Non. Mais tant de drames laissent des traces... une atmosphère. Ce n'est pas ici la maison de la clémence. Le Bâtard tira son mouchoir et s'essuya le front en soupirant :
– Eh bien, ma chère, vous pouvez vous vanter de vous entendre comme personne à relever les courages. Je cherchais à vous réconforter et c'est vous qui me venez troubler avec des histoires de revenants... Ah ! Messire du Pan !
Le maître d'hôtel du Connétable s'approchait, en effet, au moment où Catherine et son compagnon allaient commencer à gravir l'escalier menant à la salle d'honneur.

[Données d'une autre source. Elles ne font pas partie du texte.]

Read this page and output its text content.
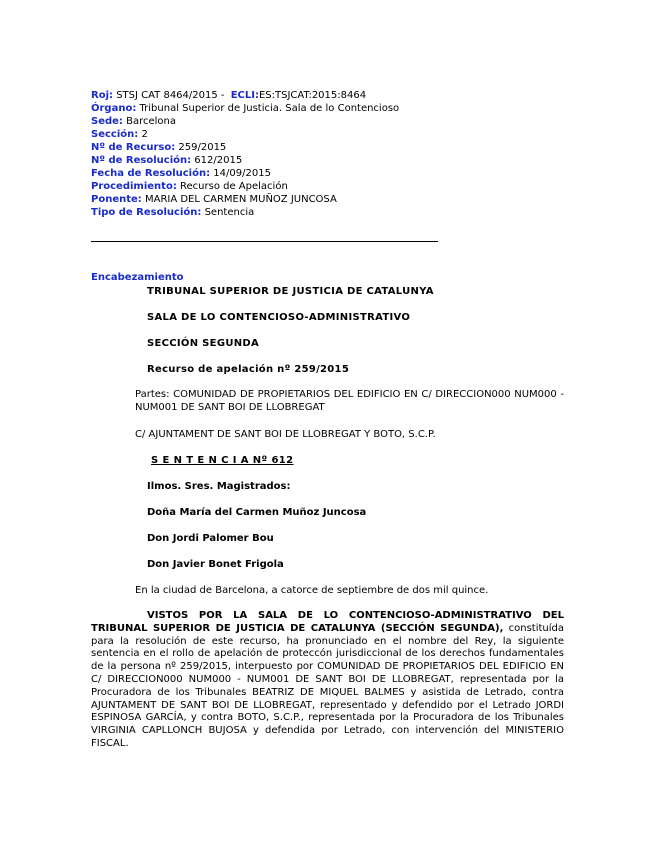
Roj: STSJ CAT 8464/2015 - ECLI:ES:TSJCAT:2015:8464
Órgano: Tribunal Superior de Justicia. Sala de lo Contencioso
Sede: Barcelona
Sección: 2
Nº de Recurso: 259/2015
Nº de Resolución: 612/2015
Fecha de Resolución: 14/09/2015
Procedimiento: Recurso de Apelación
Ponente: MARIA DEL CARMEN MUÑOZ JUNCOSA
Tipo de Resolución: Sentencia
Encabezamiento
TRIBUNAL SUPERIOR DE JUSTICIA DE CATALUNYA
SALA DE LO CONTENCIOSO-ADMINISTRATIVO
SECCIÓN SEGUNDA
Recurso de apelación nº 259/2015
Partes: COMUNIDAD DE PROPIETARIOS DEL EDIFICIO EN C/ DIRECCION000 NUM000 - NUM001 DE SANT BOI DE LLOBREGAT
C/ AJUNTAMENT DE SANT BOI DE LLOBREGAT Y BOTO, S.C.P.
S E N T E N C I A Nº 612
Ilmos. Sres. Magistrados:
Doña María del Carmen Muñoz Juncosa
Don Jordi Palomer Bou
Don Javier Bonet Frigola
En la ciudad de Barcelona, a catorce de septiembre de dos mil quince.
VISTOS POR LA SALA DE LO CONTENCIOSO-ADMINISTRATIVO DEL TRIBUNAL SUPERIOR DE JUSTICIA DE CATALUNYA (SECCIÓN SEGUNDA), constituída para la resolución de este recurso, ha pronunciado en el nombre del Rey, la siguiente sentencia en el rollo de apelación de proteccón jurisdiccional de los derechos fundamentales de la persona nº 259/2015, interpuesto por COMUNIDAD DE PROPIETARIOS DEL EDIFICIO EN C/ DIRECCION000 NUM000 - NUM001 DE SANT BOI DE LLOBREGAT, representada por la Procuradora de los Tribunales BEATRIZ DE MIQUEL BALMES y asistida de Letrado, contra AJUNTAMENT DE SANT BOI DE LLOBREGAT, representado y defendido por el Letrado JORDI ESPINOSA GARCÍA, y contra BOTO, S.C.P., representada por la Procuradora de los Tribunales VIRGINIA CAPLLONCH BUJOSA y defendida por Letrado, con intervención del MINISTERIO FISCAL.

Dunois l'accueillit avec un visible soulagement.
– Voulez-vous, messire, nous annoncer, Madame et moi ? On dirait qu'il y a là-haut grande assemblée.
Des voix nombreuses se faisaient entendre et l'étage bourdonnait comme une ruche en été. Mais le maître d'hôtel s'inclinait en souriant
: – Trop grande assemblée, justement. Les ordres de Monseigneur sont que je conduise Madame au jardin où il s'est retiré avec ceux de son Conseil.